Tale of a troubled reign

September 10, 2015 13:17
Joanne Limburg: warmth, intelligence and a sense of humanity in history

By

Kate Saunders,

Kate Saunders

2 min read

By Joanne Limburg
Atlantic, £14.99

Queen Anne has always been rather a wallflower of a monarch when it comes to historical fiction. We like the architecture of her era (late 17th century), and the lively politics (the "Glorious Revolution" of 1688) but the woman herself was a plain old pudding, and not obvious material for a sizzling bodice-ripper of the Philippa Gregory school.

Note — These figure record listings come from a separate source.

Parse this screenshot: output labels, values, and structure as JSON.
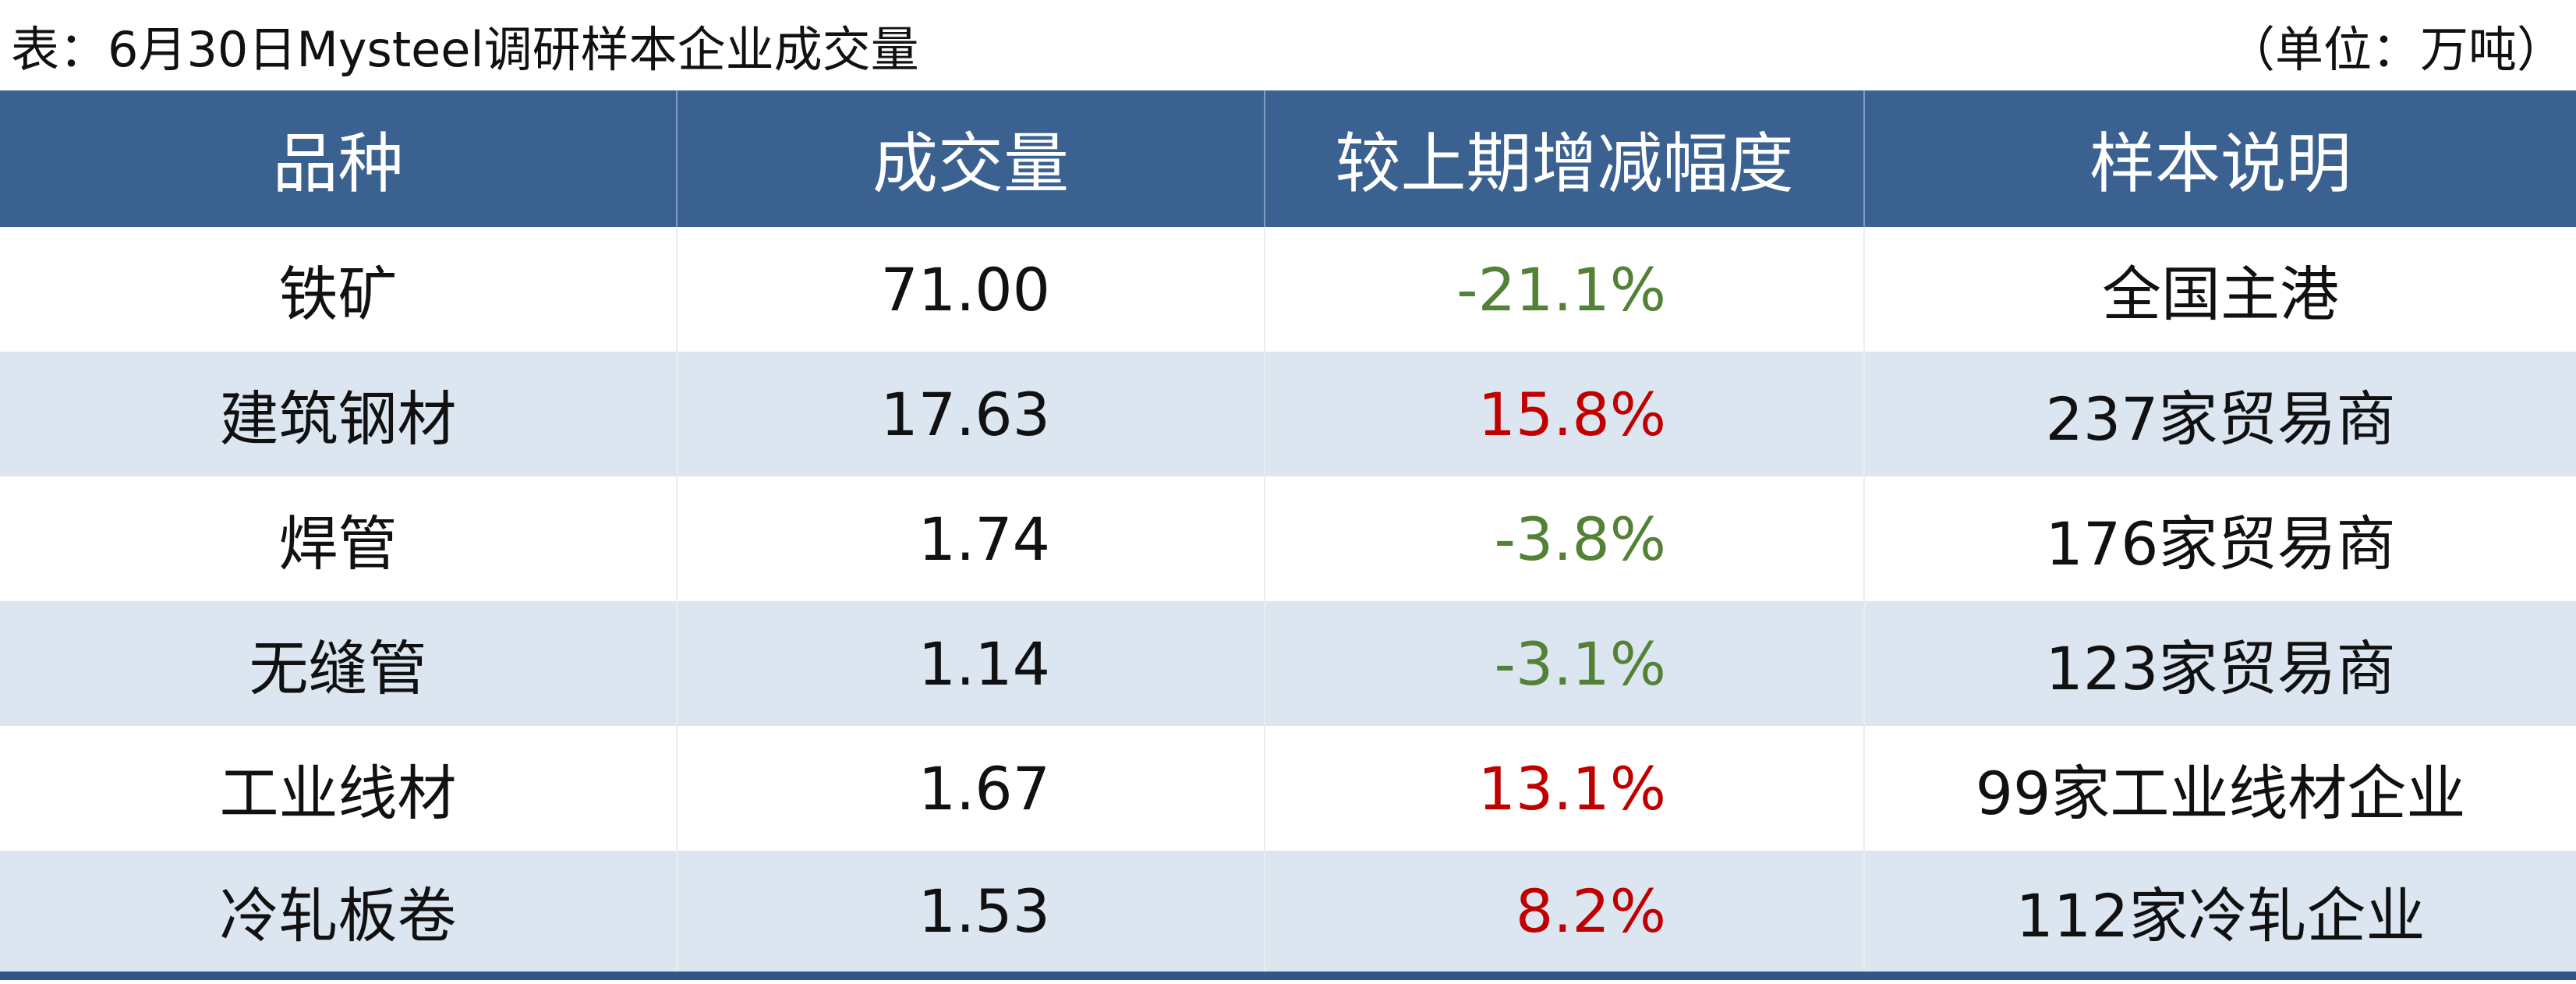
{
  "header": {
    "title": "表：6月30日Mysteel调研样本企业成交量",
    "unit": "（单位：万吨）"
  },
  "table": {
    "columns": [
      "品种",
      "成交量",
      "较上期增减幅度",
      "样本说明"
    ],
    "rows": [
      [
        "铁矿",
        "71.00",
        "-21.1%",
        "全国主港"
      ],
      [
        "建筑钢材",
        "17.63",
        "15.8%",
        "237家贸易商"
      ],
      [
        "焊管",
        "1.74",
        "-3.8%",
        "176家贸易商"
      ],
      [
        "无缝管",
        "1.14",
        "-3.1%",
        "123家贸易商"
      ],
      [
        "工业线材",
        "1.67",
        "13.1%",
        "99家工业线材企业"
      ],
      [
        "冷轧板卷",
        "1.53",
        "8.2%",
        "112家冷轧企业"
      ]
    ]
  }
}
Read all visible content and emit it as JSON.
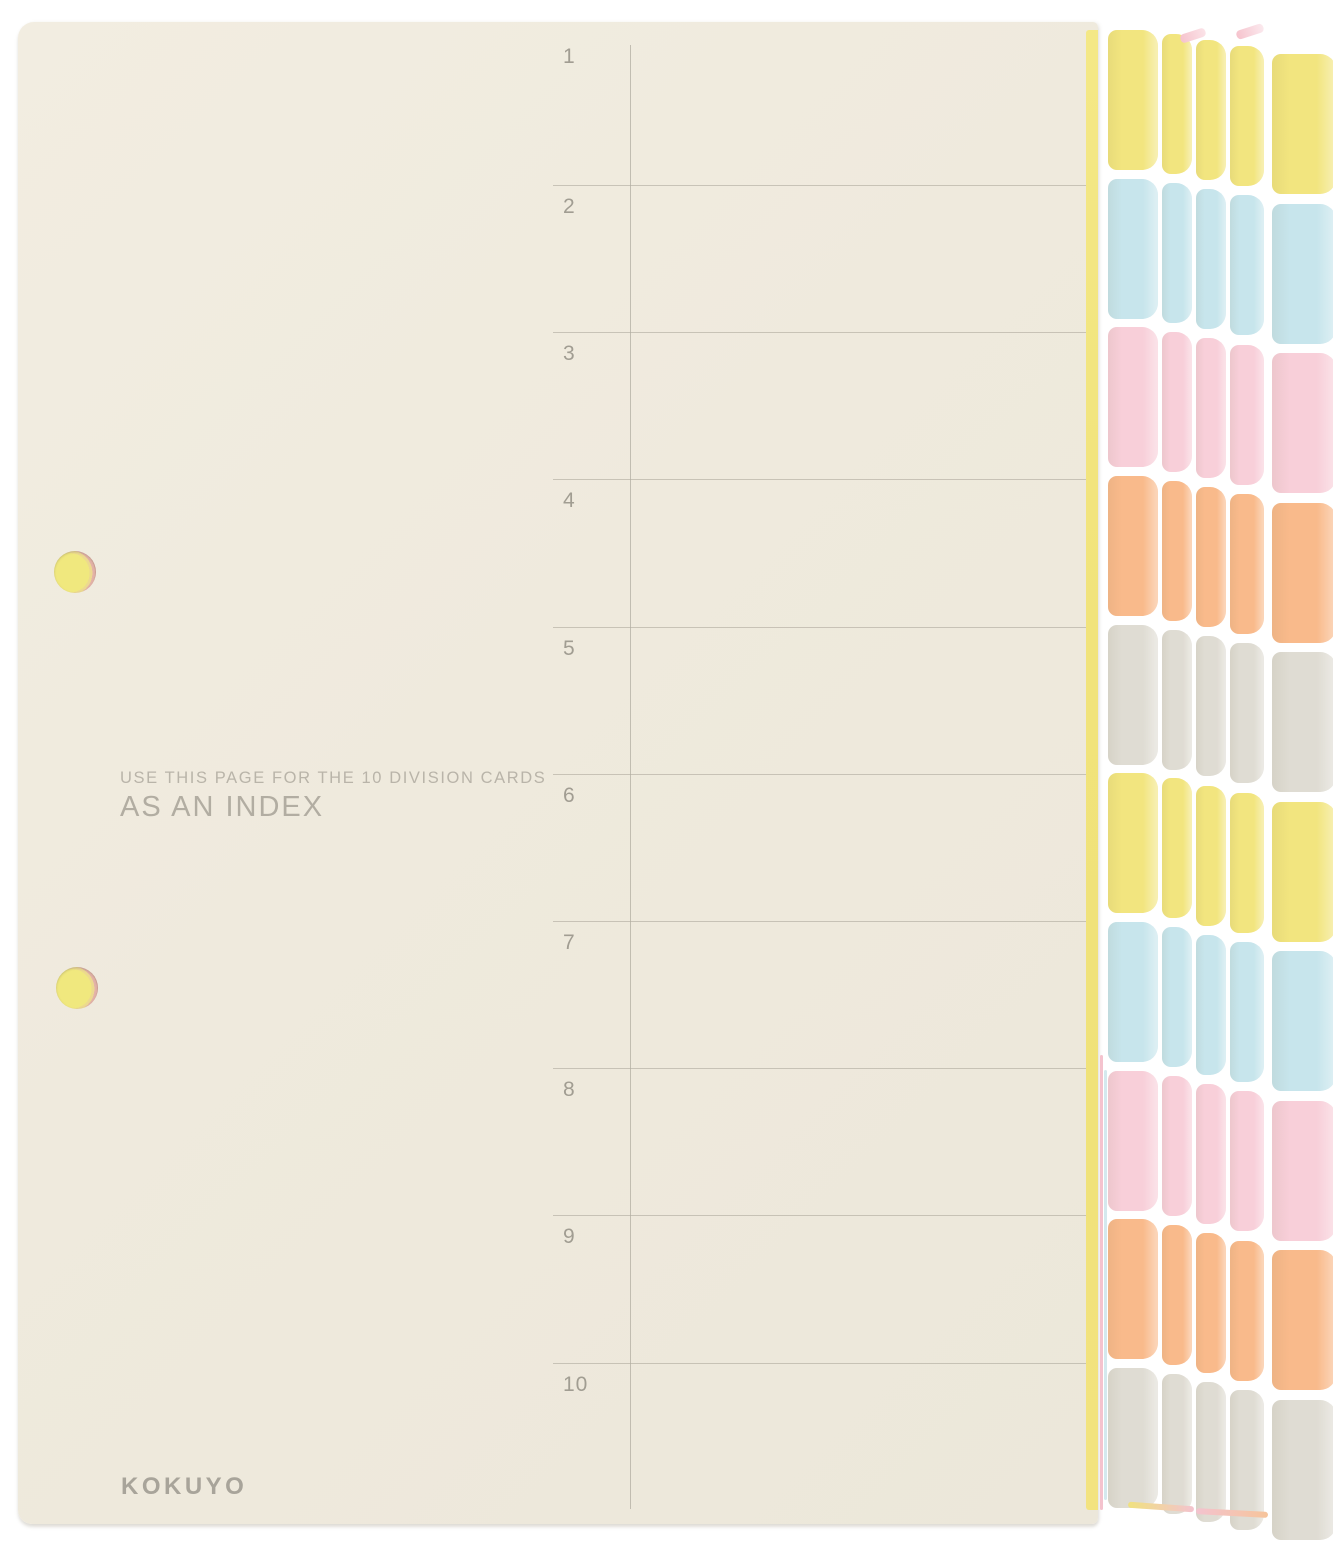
{
  "photo": {
    "background_color": "#ffffff",
    "brand": "KOKUYO",
    "note_line1": "USE THIS PAGE FOR THE 10 DIVISION CARDS",
    "note_line2": "AS AN INDEX"
  },
  "index_page": {
    "bg_color": "#efeadd",
    "rule_color": "#b2ada1",
    "number_color": "#a19d92",
    "note_color": "#b9b4a9",
    "brand_color": "#a8a49a",
    "row_numbers": [
      "1",
      "2",
      "3",
      "4",
      "5",
      "6",
      "7",
      "8",
      "9",
      "10"
    ],
    "punch_hole_count": "2"
  },
  "divider_tabs": {
    "palette": {
      "yellow": "#f2e57f",
      "blue": "#c7e5ec",
      "pink": "#f8cfd9",
      "orange": "#f9ba8b",
      "gray": "#dfdcd3"
    },
    "sequence": [
      "yellow",
      "blue",
      "pink",
      "orange",
      "gray",
      "yellow",
      "blue",
      "pink",
      "orange",
      "gray"
    ],
    "visible_set_columns": "5"
  }
}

In A Want of Kindness, which is anything but a bodice-ripper, Joanne Limburg tells Anne's story in a series of short, episodic chapters that slowly build a compelling picture of the last of the Stuarts. Her life was a sad one; not showily tragic, like that of her grandfather King Charles I, nor entertainingly naughty, like that of her uncle Charles II; just sad, and bleakly lacking in ordinary "kindness".

When we first meet Anne, in 1675, she is an awkward little girl of 10, with chronically watery eyes and a habit of comfort eating. Anne and her older sister, Mary, are the only surviving children of the short-lived James II, who was sacked for a) his unpopularity, b) his Roman Catholic sympathies, and c) the lingering, stubborn belief in the "divine right" of kings that those Stuarts could never quite shake off.